Securities and Exchange Commission Chair Gary Gensler just put the cryptocurrency industry on notice of how far the regulator will to go to tame a market he’s labeled the wild west of finance.
In threatening to sue Coinbase Global Inc. if the exchange lets customers earn interest on their digital tokens, the SEC sent a warning to other firms already offering similar products or contemplating doing so. The move is the clearest sign yet that, under Gensler, the regulator will aggressively use its powers to thwart products it’s uncomfortable with — even before they launch.
Privately, ex-SEC officials said they were shocked by the agency’s posture, which Coinbase disclosed Tuesday in a blog post. The former officials said the SEC typically waits for firms to start selling investments before announcing possible sanctions, indicating the agency has found a forceful way to shut down cutting-edge crypto offerings.
“The SEC is being aggressive for the first time in a long time,” said James Cox, a professor at Duke University School of Law. “The SEC has been putting a lot of muscle into cryptocurrency. It’s a big, fast-growing market and a fertile area for abuses.”
SEC officials had no immediate comment.
When Gensler took the reins at the SEC in April, many crypto enthusiasts cheered. That’s because the former Goldman Sachs Group partner knew finance and had taught a class on digital assets at the Massachusetts Institute of Technology — a background that set him apart from most Washington officials, who had a limited understanding of the booming market.
But that optimism has all but faded after Gensler made clear in speeches and congressional testimony that a crackdown was looming. In July, he referred to the industry as “the wild west of our financial system” that “desperately needs rules of the road.” Gensler also said the SEC will step up efforts to hold firms accountable for offering products that may involve securities, including in decentralized financial or DeFi platforms.
At issue is Coinbase’s Lend product, which promises investors they can earn 4% annually by lending out their USDC virtual tokens. USDC, offered by a consortium of firms including Coinbase, is a stablecoin — a fast-growing corner of the crypto market that allows traders to easily convert their digital assets into cash and vice versa.
Stablecoins have been the focus of intense scrutiny from top U.S. officials this year, including Gensler and Treasury Secretary Janet Yellen. Watchdogs have raised numerous concerns, including that the tokens should probably be registered with regulators so that they have to adhere to strict investor protection rules.
Coinbase’s tussle with the SEC became public when Paul Grewal, the company’s chief legal officer, said the SEC determined that Lend involved “a security, but wouldn’t say who or how they’d reached that conclusion.” Grewal added that the agency told Coinbase “that if we launch Lend they intend to sue,” prompting the company to shelve the product until at least October.

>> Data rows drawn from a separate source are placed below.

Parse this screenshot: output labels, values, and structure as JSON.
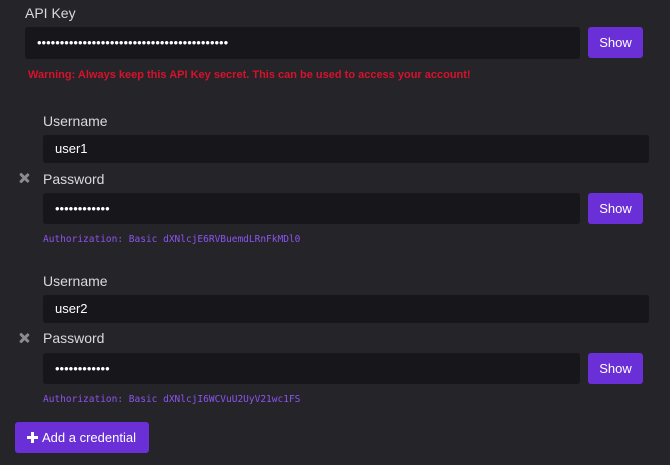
{
  "api_key": {
    "label": "API Key",
    "value": "••••••••••••••••••••••••••••••••••••••••••",
    "show_label": "Show",
    "warning": "Warning: Always keep this API Key secret. This can be used to access your account!"
  },
  "credentials": [
    {
      "username_label": "Username",
      "username": "user1",
      "password_label": "Password",
      "password": "••••••••••••",
      "show_label": "Show",
      "authorization": "Authorization: Basic dXNlcjE6RVBuemdLRnFkMDl0"
    },
    {
      "username_label": "Username",
      "username": "user2",
      "password_label": "Password",
      "password": "••••••••••••",
      "show_label": "Show",
      "authorization": "Authorization: Basic dXNlcjI6WCVuU2UyV21wc1FS"
    }
  ],
  "add_credential_label": "Add a credential",
  "colors": {
    "background": "#252429",
    "input_background": "#17161b",
    "accent": "#6a2fd6",
    "warning": "#d6122c",
    "auth_text": "#8a55ee"
  }
}
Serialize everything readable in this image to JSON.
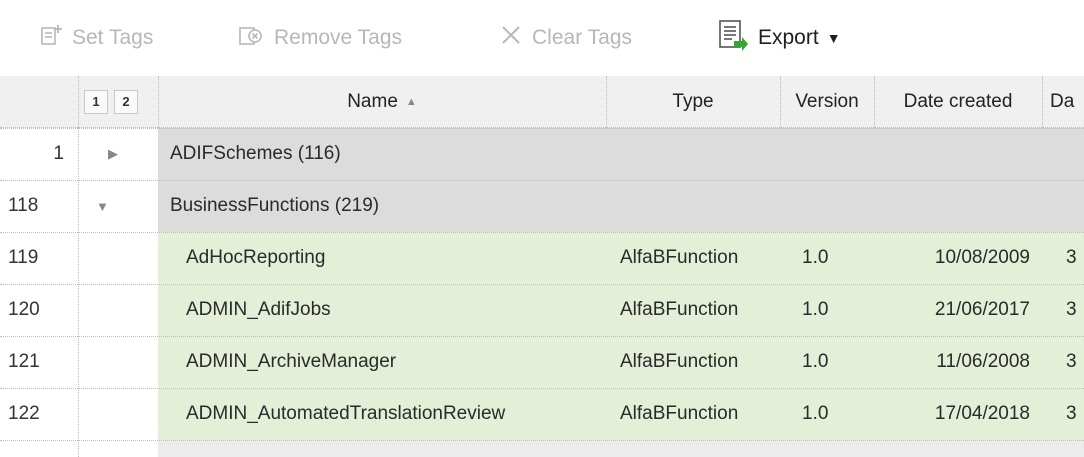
{
  "toolbar": {
    "set_tags": "Set Tags",
    "remove_tags": "Remove Tags",
    "clear_tags": "Clear Tags",
    "export": "Export"
  },
  "grid": {
    "level_buttons": [
      "1",
      "2"
    ],
    "columns": {
      "name": "Name",
      "type": "Type",
      "version": "Version",
      "date_created": "Date created",
      "date_modified_partial": "Da"
    },
    "groups": [
      {
        "row": "1",
        "label": "ADIFSchemes (116)",
        "expanded": false
      },
      {
        "row": "118",
        "label": "BusinessFunctions (219)",
        "expanded": true
      }
    ],
    "rows": [
      {
        "num": "119",
        "name": "AdHocReporting",
        "type": "AlfaBFunction",
        "version": "1.0",
        "date": "10/08/2009",
        "next": "3"
      },
      {
        "num": "120",
        "name": "ADMIN_AdifJobs",
        "type": "AlfaBFunction",
        "version": "1.0",
        "date": "21/06/2017",
        "next": "3"
      },
      {
        "num": "121",
        "name": "ADMIN_ArchiveManager",
        "type": "AlfaBFunction",
        "version": "1.0",
        "date": "11/06/2008",
        "next": "3"
      },
      {
        "num": "122",
        "name": "ADMIN_AutomatedTranslationReview",
        "type": "AlfaBFunction",
        "version": "1.0",
        "date": "17/04/2018",
        "next": "3"
      }
    ]
  },
  "colors": {
    "group_row": "#dcdcdc",
    "child_row": "#e4efd8",
    "header": "#f0f0f0",
    "disabled_text": "#b7b7b7"
  }
}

Coinbase Chief Executive Brian Armstrong later accused the SEC on Twitter of engaging in “really sketchy behavior.”
Despite Coinbase’s bewilderment, the SEC has long argued that a range of tokens fall under its jurisdiction. Over the past four years, the SEC has consistently asserted that many digital assets are investment contracts or securities based on a legal theory knows as the Howey Test laid out in a 1940s Supreme Court case.
The industry has countered that the SEC’s view is too vague and unsuitable for virtual coins. And the SEC’s GOP commissioners, Hester Peirce and Elad Roisman, have routinely admonished the agency for relying on punishments to clamp down on tokens, instead of writing clear rules for the fast-developing market. In a recent public statement, the Republicans said “providing guidance piecemeal through enforcement actions is not the best way to move forward.”
One group that will likely be pleased by the SEC’s scrutiny of Coinbase is congressional Democrats. Massachusetts Democrat Elizabeth Warren, a vocal critic of the financial industry, has repeatedly urged regulators to do more with the powers they have to police the crypto market.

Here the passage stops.